Para o posto USIS Rio de Janeiro, entretanto, a meta para ampliar a circulação dos livros subsidiados foi alcançada. Em relatório enviado à USIA em 7 de abril de 1964, o posto afirmava categoricamente que “pesquisas em livrarias nas principais cidades mostram que os livros patrocinados pelo USIS agora superam os livros comunistas e ultranacionalistas disponíveis para o público em geral”.[13]

 

2. A profunda e silenciosa “revolução” capitalista

 

Tão importante quanto publicar, era tornar os livros publicados referência em assuntos de relevância para a hegemonia burguesa. Além de canais de acesso ao sistema educacional brasileiro para inserção dos livros em bibliografias obrigatórias de cursos secundários e universitários, a imprensa foi um recurso de propagação fundamental.  

A longa série de artigos publicada no jornal O Estado de S. Paulo é um exemplo. Intitulada O capitalismo democrático dos Estados Unidos, a série é composta por 40 artigos publicados entre outubro de 1957 e novembro de 1958, assinados por Paul V. Shaw.[14]

O artigo de estreia, publicado em 27 de outubro de 1957, apresentava a tese central a ser defendida por Shaw ao longo da série: o capitalismo democrático dos Estados Unidos seria a verdadeira revolução do século XX, profunda e silenciosa, gerando riquezas e beneficiando a todos. Para entender o “alcance revolucionário” do “novo capitalismo” seria preciso estudá-lo a fundo, mas não à luz de teóricos liberais do século XIX, cuja análise referia-se a um capitalismo de tipo clássico, como Adam Smith ou David Ricardo. A defesa do “novo capitalismo”, para ser efetiva, precisava modernizar seu arcabouço teórico e “confrontar o socialismo (descrito por Karl Marx em 1870) e os sistemas comunistas estabelecidos de 1917 para cá, com resultados políticos, sociais e práticos alcançados pelo moderno capitalismo democrático norte-americano”.[15] Shaw afirmava que os “modernos adeptos de Marx” ao atacarem o “materialismo norte-americano”, a “civilização coca-cola”, a “diplomacia do dólar”, acabavam arrastando consigo “muitos nacionalistas e patriotas sinceros em países do Mundo Livre; especialmente na ausência de defesas convincentes, tendem a acreditar nas alegações desses críticos e, consciente ou inocentemente, fazem o jogo comunista colocando-se ao lado dos antiamericanistas”. Afirmava ainda que, “depois de um longo estudo de autores norte-americanos e europeus”, ficaria evidente que os críticos do capitalismo estadunidense baseavam suas opiniões em “preconceitos ideológicos ou na falta de conhecimentos da atualidade norte-americana”. O capitalismo estadunidense havia se transformado em um “democrático capitalismo do povo”.[16]

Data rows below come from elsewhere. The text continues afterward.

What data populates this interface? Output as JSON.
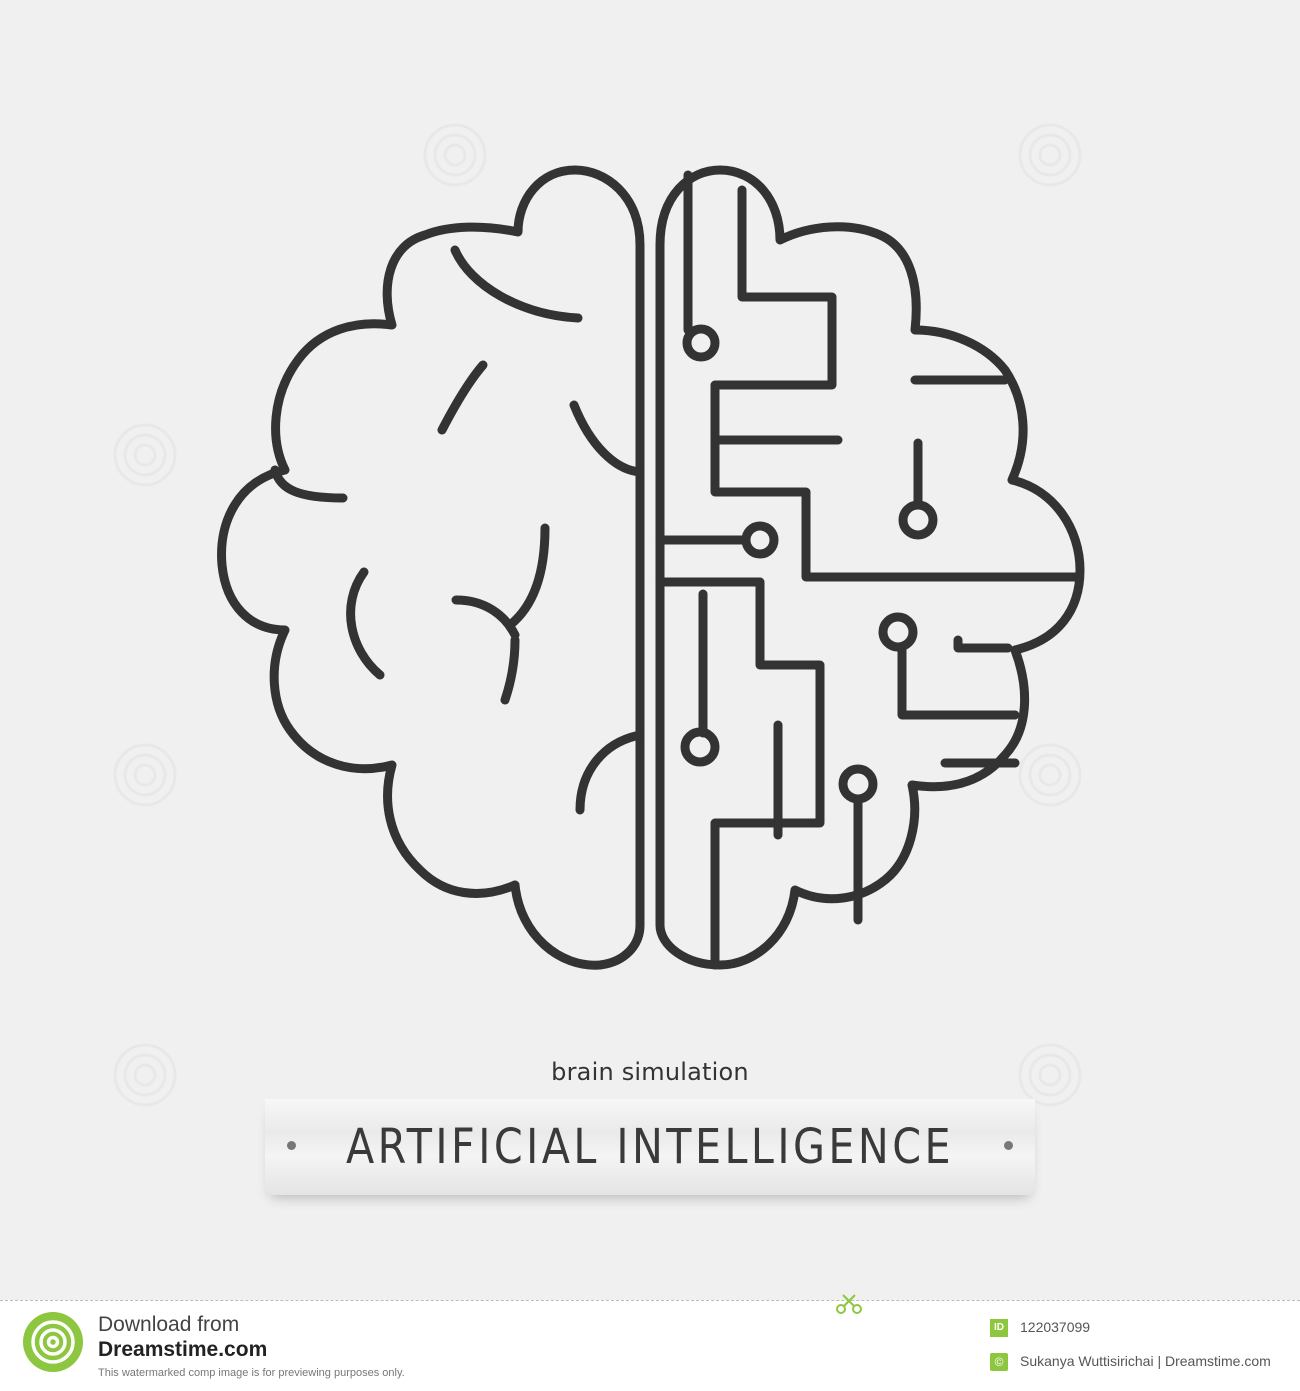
{
  "subtitle": "brain simulation",
  "banner": {
    "title": "ARTIFICIAL INTELLIGENCE"
  },
  "footer": {
    "download_text": "Download from",
    "site_name": "Dreamstime.com",
    "note": "This watermarked comp image is for previewing purposes only.",
    "id_badge": "ID",
    "image_id": "122037099",
    "copyright_symbol": "©",
    "credit": "Sukanya Wuttisirichai | Dreamstime.com"
  },
  "colors": {
    "background": "#f0f0f0",
    "stroke": "#333333",
    "brand_green": "#8dc63f"
  },
  "icons": [
    "brain-circuit-icon",
    "dreamstime-logo-icon",
    "scissors-icon",
    "watermark-swirl-icon"
  ]
}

Os teóricos do “novo capitalismo” eram os autores estadunidenses e europeus traduzidos pelo programa editorial da USIA: Peter Drucker[17], Adolf Berle Jr.[18], David E. Lilienthal[19], Frederick Lewis Allen[20] dentre outros.

Geraldo de Freitas, em sua coluna No mundo dos livros, na revista O Cruzeiro, destacava o livro A Nova Sociedade, de Drucker, em 1954, antes mesmo de sua edição em português, como uma grande contribuição para receber os avanços do capitalismo com entusiasmo. O livro, defendia ele, era capaz de apresentar os desafios das sociedades industrializadas e indicar o caminho para vencê-los, uma “nova ordem, perfeita e pacífica, é o que ele [Drucker] encaminha à consideração dos leitores, como contribuição a um final entendimento entre os povos.”[21]

Luiz Alberto Bahia publicava, no Correio da Manhã, resenha do livro de Adolf Berle Jr., Revolução capitalista do século XX. Apresentava as principais ideias do autor e afirmava que este e muitos outros livros deveriam ser escritos sobre o tema, pois “a importância da transformação por que passa a economia americana justifica que sobre o fenômeno se escrevam mais livros como de Adolf A. Berle Júnior”.[22]

O trabalho para a popularização dos títulos publicados pela USIA não dispensava a contribuição de intelectuais brasileiros, evidentemente. Gilberto Freyre em sua coluna na revista O Cruzeiro, dizia-se encantado com a riqueza da intelectualidade estadunidense que conheceu em sua última viagem aos EUA. Dizia ele que o leitor brasileiro não poderia deixar de conhecer mais e melhor a W. W. Rostow e Alfred Berle Jr., entre outros citados.[23]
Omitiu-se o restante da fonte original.